5. The study design cannot support what the study claims to achieve. In the conclusion, the manuscript claims that DECT is helpful for gout diagnosis. This is not valid because the diagnostic values of DECT are compared against doctor's clinical judgement. The fact that DECT has sensitivity of 90% and specificity of 75% means that it is better to rely on doctor's diagnosis (i.e. the reference tool in this study). Furthermore, the study cannot claim that DECT improves the diagnostic value of the 2015 ACR/EULAR criteria because DECT is already part of that ACR/EULAR criteria.

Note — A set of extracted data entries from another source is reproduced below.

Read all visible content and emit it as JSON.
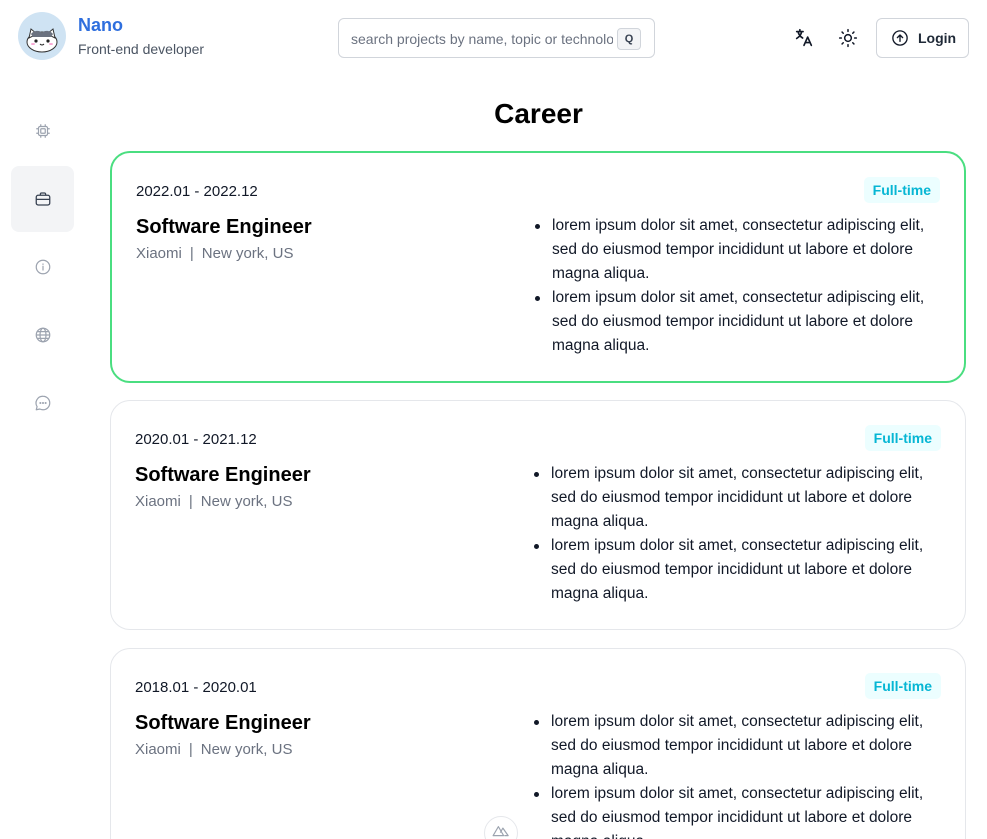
{
  "header": {
    "name": "Nano",
    "role": "Front-end developer",
    "search_placeholder": "search projects by name, topic or technology",
    "search_shortcut": "Q",
    "login_label": "Login"
  },
  "sidebar": {
    "items": [
      {
        "icon": "chip-icon"
      },
      {
        "icon": "briefcase-icon",
        "active": true
      },
      {
        "icon": "info-icon"
      },
      {
        "icon": "globe-icon"
      },
      {
        "icon": "chat-icon"
      }
    ]
  },
  "main": {
    "title": "Career",
    "jobs": [
      {
        "date": "2022.01 - 2022.12",
        "title": "Software Engineer",
        "company": "Xiaomi",
        "separator": "|",
        "location": "New york, US",
        "type": "Full-time",
        "bullets": [
          "lorem ipsum dolor sit amet, consectetur adipiscing elit, sed do eiusmod tempor incididunt ut labore et dolore magna aliqua.",
          "lorem ipsum dolor sit amet, consectetur adipiscing elit, sed do eiusmod tempor incididunt ut labore et dolore magna aliqua."
        ]
      },
      {
        "date": "2020.01 - 2021.12",
        "title": "Software Engineer",
        "company": "Xiaomi",
        "separator": "|",
        "location": "New york, US",
        "type": "Full-time",
        "bullets": [
          "lorem ipsum dolor sit amet, consectetur adipiscing elit, sed do eiusmod tempor incididunt ut labore et dolore magna aliqua.",
          "lorem ipsum dolor sit amet, consectetur adipiscing elit, sed do eiusmod tempor incididunt ut labore et dolore magna aliqua."
        ]
      },
      {
        "date": "2018.01 - 2020.01",
        "title": "Software Engineer",
        "company": "Xiaomi",
        "separator": "|",
        "location": "New york, US",
        "type": "Full-time",
        "bullets": [
          "lorem ipsum dolor sit amet, consectetur adipiscing elit, sed do eiusmod tempor incididunt ut labore et dolore magna aliqua.",
          "lorem ipsum dolor sit amet, consectetur adipiscing elit, sed do eiusmod tempor incididunt ut labore et dolore magna aliqua."
        ]
      }
    ]
  },
  "colors": {
    "brand": "#2f6fde",
    "active_card_border": "#4ade80",
    "badge_text": "#06b6d4",
    "badge_bg": "#ecfeff"
  }
}
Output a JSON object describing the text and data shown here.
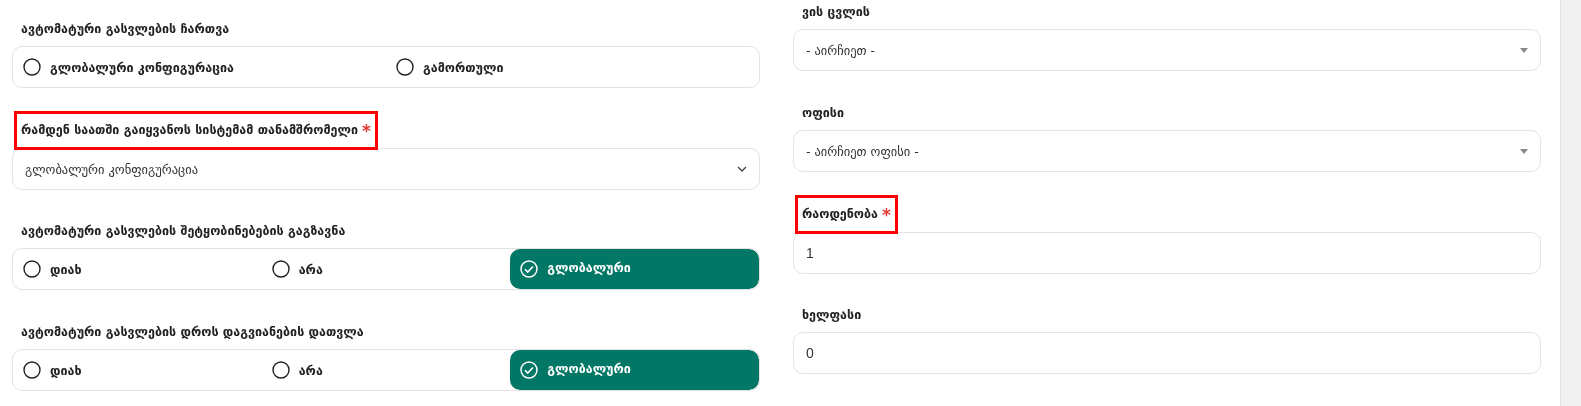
{
  "left_column": [
    {
      "kind": "radio",
      "label": "ავტომატური გასვლების ჩართვა",
      "highlighted": false,
      "options": [
        {
          "label": "გლობალური კონფიგურაცია",
          "selected": false
        },
        {
          "label": "გამორთული",
          "selected": false
        }
      ]
    },
    {
      "kind": "select",
      "label": "რამდენ საათში გაიყვანოს სისტემამ თანამშრომელი",
      "required_mark": "*",
      "highlighted": true,
      "value": "გლობალური კონფიგურაცია"
    },
    {
      "kind": "radio",
      "label": "ავტომატური გასვლების შეტყობინებების გაგზავნა",
      "highlighted": false,
      "options": [
        {
          "label": "დიახ",
          "selected": false
        },
        {
          "label": "არა",
          "selected": false
        },
        {
          "label": "გლობალური",
          "selected": true
        }
      ]
    },
    {
      "kind": "radio",
      "label": "ავტომატური გასვლების დროს დაგვიანების დათვლა",
      "highlighted": false,
      "options": [
        {
          "label": "დიახ",
          "selected": false
        },
        {
          "label": "არა",
          "selected": false
        },
        {
          "label": "გლობალური",
          "selected": true
        }
      ]
    }
  ],
  "right_column": [
    {
      "kind": "dropdown",
      "label": "ვის ცვლის",
      "highlighted": false,
      "value": "- აირჩიეთ -"
    },
    {
      "kind": "dropdown",
      "label": "ოფისი",
      "highlighted": false,
      "value": "- აირჩიეთ ოფისი -"
    },
    {
      "kind": "input",
      "label": "რაოდენობა",
      "required_mark": "*",
      "highlighted": true,
      "value": "1"
    },
    {
      "kind": "input",
      "label": "ხელფასი",
      "highlighted": false,
      "value": "0"
    }
  ]
}
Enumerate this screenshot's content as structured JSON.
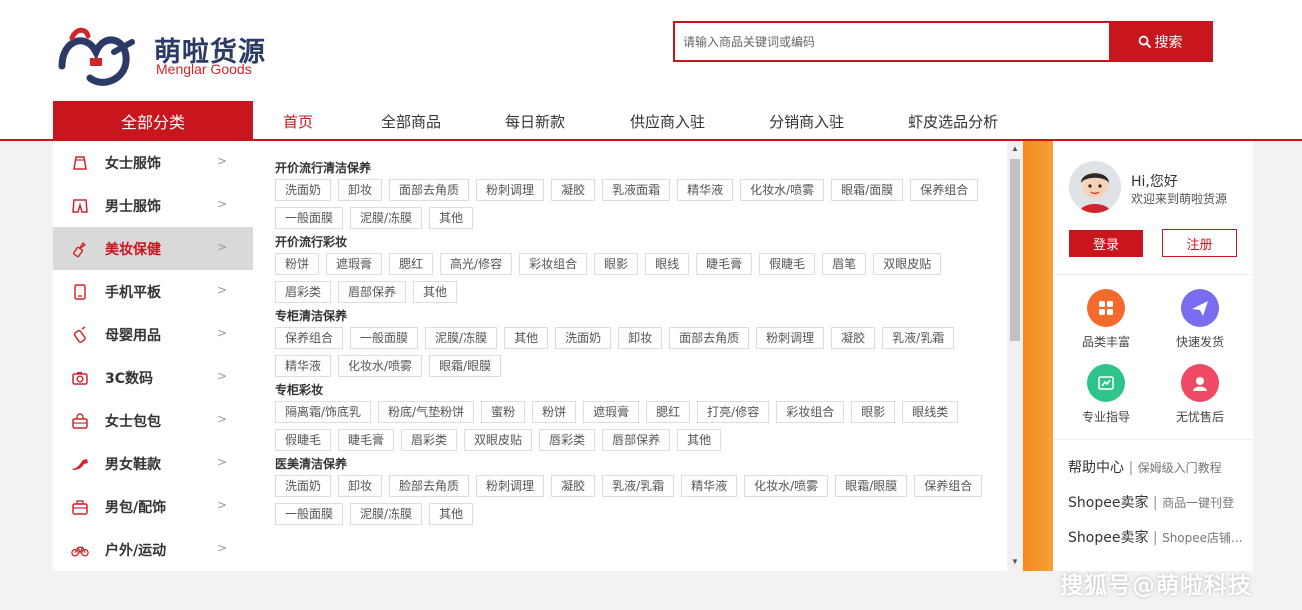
{
  "brand": {
    "name_cn": "萌啦货源",
    "name_en": "Menglar Goods",
    "primary": "#c9151e"
  },
  "search": {
    "placeholder": "请输入商品关键词或编码",
    "button_label": "搜索"
  },
  "nav": {
    "all_label": "全部分类",
    "items": [
      {
        "label": "首页",
        "active": true
      },
      {
        "label": "全部商品"
      },
      {
        "label": "每日新款"
      },
      {
        "label": "供应商入驻"
      },
      {
        "label": "分销商入驻"
      },
      {
        "label": "虾皮选品分析"
      }
    ]
  },
  "sidebar": {
    "items": [
      {
        "label": "女士服饰",
        "icon": "skirt-icon"
      },
      {
        "label": "男士服饰",
        "icon": "shorts-icon"
      },
      {
        "label": "美妆保健",
        "icon": "lipstick-icon",
        "active": true
      },
      {
        "label": "手机平板",
        "icon": "phone-icon"
      },
      {
        "label": "母婴用品",
        "icon": "bottle-icon"
      },
      {
        "label": "3C数码",
        "icon": "camera-icon"
      },
      {
        "label": "女士包包",
        "icon": "handbag-icon"
      },
      {
        "label": "男女鞋款",
        "icon": "heel-icon"
      },
      {
        "label": "男包/配饰",
        "icon": "briefcase-icon"
      },
      {
        "label": "户外/运动",
        "icon": "bicycle-icon"
      }
    ]
  },
  "panel": {
    "groups": [
      {
        "title": "开价流行清洁保养",
        "tags": [
          "洗面奶",
          "卸妆",
          "面部去角质",
          "粉刺调理",
          "凝胶",
          "乳液面霜",
          "精华液",
          "化妆水/喷雾",
          "眼霜/面膜",
          "保养组合",
          "一般面膜",
          "泥膜/冻膜",
          "其他"
        ]
      },
      {
        "title": "开价流行彩妆",
        "tags": [
          "粉饼",
          "遮瑕膏",
          "腮红",
          "高光/修容",
          "彩妆组合",
          "眼影",
          "眼线",
          "睫毛膏",
          "假睫毛",
          "眉笔",
          "双眼皮贴",
          "眉彩类",
          "眉部保养",
          "其他"
        ]
      },
      {
        "title": "专柜清洁保养",
        "tags": [
          "保养组合",
          "一般面膜",
          "泥膜/冻膜",
          "其他",
          "洗面奶",
          "卸妆",
          "面部去角质",
          "粉刺调理",
          "凝胶",
          "乳液/乳霜",
          "精华液",
          "化妆水/喷雾",
          "眼霜/眼膜"
        ]
      },
      {
        "title": "专柜彩妆",
        "tags": [
          "隔离霜/饰底乳",
          "粉底/气垫粉饼",
          "蜜粉",
          "粉饼",
          "遮瑕膏",
          "腮红",
          "打亮/修容",
          "彩妆组合",
          "眼影",
          "眼线类",
          "假睫毛",
          "睫毛膏",
          "眉彩类",
          "双眼皮贴",
          "唇彩类",
          "唇部保养",
          "其他"
        ]
      },
      {
        "title": "医美清洁保养",
        "tags": [
          "洗面奶",
          "卸妆",
          "脸部去角质",
          "粉刺调理",
          "凝胶",
          "乳液/乳霜",
          "精华液",
          "化妆水/喷雾",
          "眼霜/眼膜",
          "保养组合",
          "一般面膜",
          "泥膜/冻膜",
          "其他"
        ]
      }
    ]
  },
  "user": {
    "greeting": "Hi,您好",
    "welcome": "欢迎来到萌啦货源",
    "login_label": "登录",
    "register_label": "注册"
  },
  "features": [
    {
      "label": "品类丰富",
      "color": "#f46a2c",
      "icon": "grid-icon"
    },
    {
      "label": "快速发货",
      "color": "#7a6cf0",
      "icon": "plane-icon"
    },
    {
      "label": "专业指导",
      "color": "#2fc48a",
      "icon": "chart-icon"
    },
    {
      "label": "无忧售后",
      "color": "#ef4a65",
      "icon": "service-icon"
    }
  ],
  "help": [
    {
      "main": "帮助中心",
      "sub": "保姆级入门教程"
    },
    {
      "main": "Shopee卖家",
      "sub": "商品一键刊登"
    },
    {
      "main": "Shopee卖家",
      "sub": "Shopee店铺..."
    }
  ],
  "watermark": "搜狐号@萌啦科技"
}
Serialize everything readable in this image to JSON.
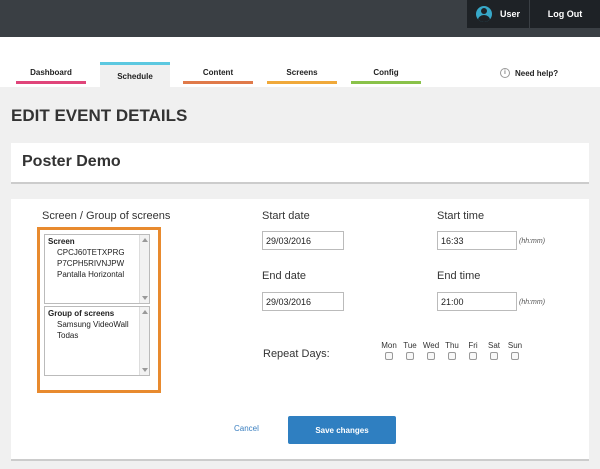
{
  "header": {
    "user_label": "User",
    "logout_label": "Log Out"
  },
  "nav": {
    "tabs": [
      {
        "label": "Dashboard",
        "color": "#e0457a"
      },
      {
        "label": "Schedule",
        "color": "#5cc8e0",
        "active": true
      },
      {
        "label": "Content",
        "color": "#e07a4a"
      },
      {
        "label": "Screens",
        "color": "#f0a93a"
      },
      {
        "label": "Config",
        "color": "#8ac24a"
      }
    ],
    "help_label": "Need help?",
    "help_icon_glyph": "i"
  },
  "page": {
    "title": "EDIT EVENT DETAILS",
    "event_name": "Poster Demo"
  },
  "form": {
    "screens_label": "Screen / Group of screens",
    "screen_header": "Screen",
    "screens": [
      "CPCJ60TETXPRG",
      "P7CPH5RIVNJPW",
      "Pantalla Horizontal"
    ],
    "group_header": "Group of screens",
    "groups": [
      "Samsung VideoWall",
      "Todas"
    ],
    "start_date_label": "Start date",
    "start_date": "29/03/2016",
    "start_time_label": "Start time",
    "start_time": "16:33",
    "end_date_label": "End date",
    "end_date": "29/03/2016",
    "end_time_label": "End time",
    "end_time": "21:00",
    "time_hint": "(hh:mm)",
    "repeat_label": "Repeat Days:",
    "days": [
      "Mon",
      "Tue",
      "Wed",
      "Thu",
      "Fri",
      "Sat",
      "Sun"
    ],
    "cancel_label": "Cancel",
    "save_label": "Save changes"
  },
  "colors": {
    "accent": "#2f7fc1",
    "highlight": "#e88a2e",
    "topbar": "#3a3f44"
  }
}
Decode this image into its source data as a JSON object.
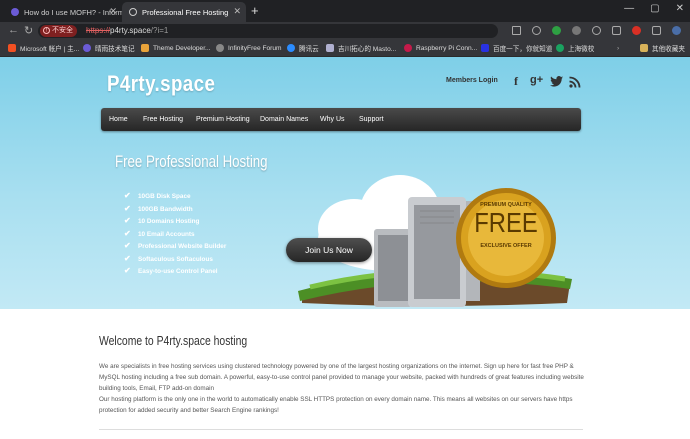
{
  "browser": {
    "tabs": [
      {
        "title": "How do I use MOFH? - Informal",
        "active": false
      },
      {
        "title": "Professional Free Hosting",
        "active": true
      }
    ],
    "security_label": "不安全",
    "url_protocol": "https://",
    "url_host": "p4rty.space",
    "url_path": "/?i=1",
    "bookmarks": [
      {
        "label": "Microsoft 帐户 | 主...",
        "color": "#f25022"
      },
      {
        "label": "晴雨技术笔记",
        "color": "#6b5bd6"
      },
      {
        "label": "Theme Developer...",
        "color": "#e8a33a"
      },
      {
        "label": "InfinityFree Forum",
        "color": "#888888"
      },
      {
        "label": "腾讯云",
        "color": "#2b8cff"
      },
      {
        "label": "吉川拓心的 Masto...",
        "color": "#b0b0d0"
      },
      {
        "label": "Raspberry Pi Conn...",
        "color": "#c51a4a"
      },
      {
        "label": "百度一下，你就知道",
        "color": "#2932e1"
      },
      {
        "label": "上海微校",
        "color": "#1aa260"
      }
    ],
    "other_bookmarks": "其他收藏夹"
  },
  "site": {
    "logo": "P4rty.space",
    "members_login": "Members Login",
    "social": [
      "f",
      "g+",
      "twitter-icon",
      "rss-icon"
    ],
    "menu": [
      "Home",
      "Free Hosting",
      "Premium Hosting",
      "Domain Names",
      "Why Us",
      "Support"
    ],
    "hero_title": "Free Professional Hosting",
    "features": [
      "10GB Disk Space",
      "100GB Bandwidth",
      "10 Domains Hosting",
      "10 Email Accounts",
      "Professional Website Builder",
      "Softaculous Softaculous",
      "Easy-to-use Control Panel"
    ],
    "join_button": "Join Us Now",
    "badge": {
      "top": "PREMIUM QUALITY",
      "main": "FREE",
      "bottom": "EXCLUSIVE OFFER"
    },
    "welcome_title": "Welcome to P4rty.space hosting",
    "paragraph1": "We are specialists in free hosting services using clustered technology powered by one of the largest hosting organizations on the internet. Sign up here for fast free PHP & MySQL hosting including a free sub domain. A powerful, easy-to-use control panel provided to manage your website, packed with hundreds of great features including website building tools, Email, FTP add-on domain",
    "paragraph2": "Our hosting platform is the only one in the world to automatically enable SSL HTTPS protection on every domain name. This means all websites on our servers have https protection for added security and better Search Engine rankings!"
  },
  "colors": {
    "hero_sky": "#8fd6ec",
    "menubar": "#333333",
    "badge_gold": "#d9a21f",
    "insecure_red": "#7f2020"
  }
}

Suggestions: I recommend revisiting the study protocol. The study may include only people hospitalized for 'arthritis' who underwent synovial exam for crystal and DECT. This setup would allow accurate assessment of DECT as a diagnostic tool for people admitted for arthritis, compared to the gold standard (crystal identification). I highly recommend adopting the STARD checklist for reporting diagnostic accuracy study (https://www.equator-network.org/reporting-guidelines/stard/).

 

Author Response

Thank you for the submitted reviews, which we read carefully and which we hope allowed us to improve our work. Please find below our responses to reviewers' comments.

Author Response File: Author Response.pdf

Round 2

Reviewer 1 Report

Thank you for this reviewed version. I have no further comments except :

- line 80 : "with" appears twice in the text.

- "risk factor for gout diagnosis" : i will remove "diagnosis" to the sentence.

Author Response

Thank you for submitted reviews. We found them very helpful and we are sure they allowed us to improve our work. Here are our responses.

- word "with" was deleted

- as requested, we removed the word "diagnosis" from the phrase "risk factors for gout diagnosis" 

Reviewer 2 Report

The authors have responded to all issues pointed out in the reviewers' reports. Though there were some unavoidable limitations to the dataset and design, the limitations are now clearly stated and discussed in the manuscript so readers could interpret the results with certain level of caution. Thank you for the opportunity the review the paper. I have no further comments.

Author Response

Thank you for your review and your comments which allowed us to improve our work.